Is time an asset, or is it something else? A person is an expert on a topic because they have spent more time thinking about it than most people. Some experts have gone in very deep and narrow on a very specific topic, and they get paid a lot because few people have dedicated that time. Most people say that time is your most valuable asset. You can’t make more of it, and what has been spent cannot be recycled. However, the more you think about it, the more you realise we are not short on time. In fact, there is an infinite amount of time available to those who are patient. There is this idea of an idea whose TIME has come. In ancient Greek it was Kairos, the ripe moment, the instant when something could actually happen.

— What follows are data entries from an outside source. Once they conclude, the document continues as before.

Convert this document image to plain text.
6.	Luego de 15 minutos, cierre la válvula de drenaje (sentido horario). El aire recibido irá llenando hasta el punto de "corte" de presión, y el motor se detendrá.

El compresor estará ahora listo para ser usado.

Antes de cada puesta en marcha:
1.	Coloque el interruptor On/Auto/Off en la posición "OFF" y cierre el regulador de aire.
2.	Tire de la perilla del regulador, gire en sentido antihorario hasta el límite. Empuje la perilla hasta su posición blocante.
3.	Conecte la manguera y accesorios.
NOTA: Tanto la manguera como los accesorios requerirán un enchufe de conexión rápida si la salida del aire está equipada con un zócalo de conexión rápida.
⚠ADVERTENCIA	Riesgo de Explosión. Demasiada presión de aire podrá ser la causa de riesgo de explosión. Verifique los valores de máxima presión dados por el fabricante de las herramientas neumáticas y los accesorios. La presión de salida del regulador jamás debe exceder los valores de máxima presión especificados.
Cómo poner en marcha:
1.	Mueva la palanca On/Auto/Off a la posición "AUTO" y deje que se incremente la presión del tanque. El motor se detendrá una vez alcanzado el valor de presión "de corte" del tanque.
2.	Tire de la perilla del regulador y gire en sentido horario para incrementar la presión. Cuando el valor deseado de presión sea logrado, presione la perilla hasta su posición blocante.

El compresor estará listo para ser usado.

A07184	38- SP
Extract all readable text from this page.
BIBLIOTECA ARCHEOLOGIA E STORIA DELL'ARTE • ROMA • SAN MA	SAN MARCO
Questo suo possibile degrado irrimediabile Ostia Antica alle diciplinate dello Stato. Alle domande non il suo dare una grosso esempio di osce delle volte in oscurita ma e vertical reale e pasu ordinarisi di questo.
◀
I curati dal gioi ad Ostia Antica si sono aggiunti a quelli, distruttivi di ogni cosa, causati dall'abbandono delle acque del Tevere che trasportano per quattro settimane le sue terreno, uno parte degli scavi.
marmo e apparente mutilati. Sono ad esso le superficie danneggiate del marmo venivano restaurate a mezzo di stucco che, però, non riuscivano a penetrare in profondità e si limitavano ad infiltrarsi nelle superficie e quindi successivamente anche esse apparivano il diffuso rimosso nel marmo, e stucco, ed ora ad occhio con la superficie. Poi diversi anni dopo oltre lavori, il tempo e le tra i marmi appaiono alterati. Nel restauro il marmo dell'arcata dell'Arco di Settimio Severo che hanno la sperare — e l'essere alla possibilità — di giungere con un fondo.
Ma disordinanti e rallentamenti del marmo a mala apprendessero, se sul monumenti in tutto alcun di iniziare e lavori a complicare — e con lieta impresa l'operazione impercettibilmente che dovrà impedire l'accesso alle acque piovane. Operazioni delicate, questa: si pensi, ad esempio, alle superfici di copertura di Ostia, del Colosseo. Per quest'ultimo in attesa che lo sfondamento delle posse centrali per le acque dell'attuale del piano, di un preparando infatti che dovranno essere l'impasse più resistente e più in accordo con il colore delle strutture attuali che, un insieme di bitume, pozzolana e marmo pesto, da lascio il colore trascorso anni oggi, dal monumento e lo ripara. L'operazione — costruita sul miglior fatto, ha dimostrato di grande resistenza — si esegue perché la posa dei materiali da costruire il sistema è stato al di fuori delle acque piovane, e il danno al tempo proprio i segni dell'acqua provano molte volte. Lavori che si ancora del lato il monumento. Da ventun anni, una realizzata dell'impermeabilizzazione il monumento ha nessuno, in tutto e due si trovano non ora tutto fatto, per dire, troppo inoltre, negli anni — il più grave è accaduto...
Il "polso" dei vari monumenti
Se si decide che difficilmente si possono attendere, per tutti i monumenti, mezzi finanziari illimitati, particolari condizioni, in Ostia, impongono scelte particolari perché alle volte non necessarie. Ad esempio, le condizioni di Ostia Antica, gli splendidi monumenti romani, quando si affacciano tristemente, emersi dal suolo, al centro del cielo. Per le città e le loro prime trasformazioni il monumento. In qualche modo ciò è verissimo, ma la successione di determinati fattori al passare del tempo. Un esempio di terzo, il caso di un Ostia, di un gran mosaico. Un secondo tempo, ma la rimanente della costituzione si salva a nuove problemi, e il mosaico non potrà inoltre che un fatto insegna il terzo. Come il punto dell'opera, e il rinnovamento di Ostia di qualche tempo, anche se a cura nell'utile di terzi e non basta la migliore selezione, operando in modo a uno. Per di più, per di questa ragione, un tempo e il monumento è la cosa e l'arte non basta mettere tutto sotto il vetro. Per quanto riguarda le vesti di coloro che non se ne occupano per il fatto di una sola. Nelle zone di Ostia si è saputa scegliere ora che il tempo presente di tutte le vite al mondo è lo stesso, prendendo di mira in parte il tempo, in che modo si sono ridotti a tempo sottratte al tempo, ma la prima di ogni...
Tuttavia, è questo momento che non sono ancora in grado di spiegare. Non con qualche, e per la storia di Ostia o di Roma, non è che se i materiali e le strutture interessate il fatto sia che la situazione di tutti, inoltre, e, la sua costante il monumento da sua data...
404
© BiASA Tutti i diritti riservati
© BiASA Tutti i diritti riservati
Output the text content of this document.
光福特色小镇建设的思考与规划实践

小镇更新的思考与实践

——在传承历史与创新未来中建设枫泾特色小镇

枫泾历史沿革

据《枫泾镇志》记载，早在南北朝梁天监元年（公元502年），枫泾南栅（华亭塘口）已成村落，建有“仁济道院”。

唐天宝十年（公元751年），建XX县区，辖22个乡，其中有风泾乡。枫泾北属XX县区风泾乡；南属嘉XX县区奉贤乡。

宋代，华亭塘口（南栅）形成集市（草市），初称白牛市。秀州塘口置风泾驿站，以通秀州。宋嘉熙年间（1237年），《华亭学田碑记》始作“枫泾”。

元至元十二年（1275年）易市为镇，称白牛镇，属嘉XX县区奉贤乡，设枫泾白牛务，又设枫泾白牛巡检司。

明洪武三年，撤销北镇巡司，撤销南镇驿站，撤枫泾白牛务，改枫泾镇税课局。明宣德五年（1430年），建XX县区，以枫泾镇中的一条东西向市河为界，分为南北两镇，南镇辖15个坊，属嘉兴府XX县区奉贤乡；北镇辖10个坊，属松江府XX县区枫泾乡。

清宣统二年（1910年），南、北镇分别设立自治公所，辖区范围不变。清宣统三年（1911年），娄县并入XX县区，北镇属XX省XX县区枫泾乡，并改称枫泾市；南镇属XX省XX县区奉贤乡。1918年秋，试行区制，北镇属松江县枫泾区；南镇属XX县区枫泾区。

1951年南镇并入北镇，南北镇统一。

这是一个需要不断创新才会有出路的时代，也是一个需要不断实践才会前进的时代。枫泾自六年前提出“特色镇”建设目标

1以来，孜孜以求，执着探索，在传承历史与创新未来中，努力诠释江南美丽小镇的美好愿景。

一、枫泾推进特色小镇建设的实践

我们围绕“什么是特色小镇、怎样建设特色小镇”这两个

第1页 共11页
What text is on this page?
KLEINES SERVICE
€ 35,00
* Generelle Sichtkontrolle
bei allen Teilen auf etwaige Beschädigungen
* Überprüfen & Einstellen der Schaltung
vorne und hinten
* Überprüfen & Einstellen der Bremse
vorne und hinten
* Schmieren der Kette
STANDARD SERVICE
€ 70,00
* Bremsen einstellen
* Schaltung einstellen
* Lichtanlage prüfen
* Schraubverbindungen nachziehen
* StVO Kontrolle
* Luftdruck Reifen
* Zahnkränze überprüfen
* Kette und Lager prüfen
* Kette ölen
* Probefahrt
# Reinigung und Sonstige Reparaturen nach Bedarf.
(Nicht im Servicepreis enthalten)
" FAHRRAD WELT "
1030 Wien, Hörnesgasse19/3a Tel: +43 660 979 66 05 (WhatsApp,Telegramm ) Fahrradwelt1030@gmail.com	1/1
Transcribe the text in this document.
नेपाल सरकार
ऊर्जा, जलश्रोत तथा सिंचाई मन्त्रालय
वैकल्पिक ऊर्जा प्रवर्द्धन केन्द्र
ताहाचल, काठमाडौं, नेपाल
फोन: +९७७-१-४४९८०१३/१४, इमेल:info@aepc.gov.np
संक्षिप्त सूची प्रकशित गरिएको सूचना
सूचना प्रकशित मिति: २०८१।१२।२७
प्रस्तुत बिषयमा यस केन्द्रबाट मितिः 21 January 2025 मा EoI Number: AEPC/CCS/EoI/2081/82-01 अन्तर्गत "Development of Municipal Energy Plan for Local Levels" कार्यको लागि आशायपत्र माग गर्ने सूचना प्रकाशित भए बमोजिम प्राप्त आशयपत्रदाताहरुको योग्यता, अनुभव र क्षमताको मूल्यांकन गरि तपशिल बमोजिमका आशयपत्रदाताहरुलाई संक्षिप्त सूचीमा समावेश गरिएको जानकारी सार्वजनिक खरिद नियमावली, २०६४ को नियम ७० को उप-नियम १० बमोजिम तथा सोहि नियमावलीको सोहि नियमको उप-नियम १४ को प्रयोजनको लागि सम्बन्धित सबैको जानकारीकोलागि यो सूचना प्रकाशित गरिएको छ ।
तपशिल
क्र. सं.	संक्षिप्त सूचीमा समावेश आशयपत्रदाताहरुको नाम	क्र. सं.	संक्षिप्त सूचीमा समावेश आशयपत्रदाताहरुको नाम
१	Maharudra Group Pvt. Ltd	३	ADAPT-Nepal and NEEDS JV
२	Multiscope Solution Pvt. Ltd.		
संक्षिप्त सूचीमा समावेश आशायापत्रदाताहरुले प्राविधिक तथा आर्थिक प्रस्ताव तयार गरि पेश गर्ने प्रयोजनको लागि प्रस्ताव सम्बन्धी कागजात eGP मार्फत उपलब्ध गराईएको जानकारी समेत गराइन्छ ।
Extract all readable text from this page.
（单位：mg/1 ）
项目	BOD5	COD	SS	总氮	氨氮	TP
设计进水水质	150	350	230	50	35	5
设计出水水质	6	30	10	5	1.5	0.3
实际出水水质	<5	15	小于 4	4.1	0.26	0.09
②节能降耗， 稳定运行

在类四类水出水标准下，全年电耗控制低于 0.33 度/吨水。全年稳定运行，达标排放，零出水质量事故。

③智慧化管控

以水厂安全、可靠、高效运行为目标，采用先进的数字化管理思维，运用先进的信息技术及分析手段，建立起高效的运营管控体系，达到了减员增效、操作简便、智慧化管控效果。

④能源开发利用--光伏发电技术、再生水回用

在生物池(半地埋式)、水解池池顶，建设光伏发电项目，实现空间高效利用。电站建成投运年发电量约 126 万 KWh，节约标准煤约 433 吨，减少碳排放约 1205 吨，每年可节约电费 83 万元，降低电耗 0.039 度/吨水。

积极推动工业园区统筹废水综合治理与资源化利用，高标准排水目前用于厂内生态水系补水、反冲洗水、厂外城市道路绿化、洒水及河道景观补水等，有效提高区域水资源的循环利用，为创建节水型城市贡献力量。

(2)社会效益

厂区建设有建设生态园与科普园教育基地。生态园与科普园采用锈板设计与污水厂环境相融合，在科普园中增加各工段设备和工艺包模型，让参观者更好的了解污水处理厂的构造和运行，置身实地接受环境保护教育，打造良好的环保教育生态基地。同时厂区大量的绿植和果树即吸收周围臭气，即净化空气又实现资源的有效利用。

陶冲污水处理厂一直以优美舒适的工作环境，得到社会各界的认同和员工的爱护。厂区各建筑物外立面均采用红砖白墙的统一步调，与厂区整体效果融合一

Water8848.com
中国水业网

So what are we actually short of?
Take two hours from the last week of mine. The first was a phone call with a client about a problem we had already solved twice before. I knew within a minute that nothing was going to be decided. I doodled. I made tea. I murmured in the right places. After sixty minutes, I had produced nothing, learned nothing, and felt the dull, particular tiredness of pretending to be present.
The second hour was spent rewriting the opening of a piece I had been stuck on for two weeks. I missed lunch. I did not check my phone. When I looked up, the thing was solved. I had no clear memory of how. Sixty minutes had passed on the clock. Subjectively, it could have been ten, or two hundred.
A stopwatch would say these were identical units. The bank would price them the same. Any honest account of my life would say they were not the same thing at all. One was time without attention, which is to say, time that did not really happen. The other was attention so complete that time effectively dissolved.
This matters because most of the advice we get about productivity, ambition, and getting ahead is built on the idea that hours are interchangeable. They are not.
Hours are not coins
The productivity industry runs on a comforting fiction. Hours can be saved, spent, banked, or budgeted. Get up earlier. Find the gaps. Stack the habits. Optimise the morning routine. Make every minute count.
But the hours are not coins. They are closer to the weather. Some days you wake up clear and write three thousand decent words before lunch. On other days, the same desk, the same coffee, the same Pomodoro timer produce a vague headache and a sense of fraud. The clock says you worked. The work says you didn’t.
The Greeks had two words for time. Chronos was the clock, the linear march, the thing you measure. Kairos was the ripe moment, the instant when something could actually happen. They were not the same idea, and the Greeks knew it. We have collapsed both into one English word and then wondered why our relationship with time feels strange.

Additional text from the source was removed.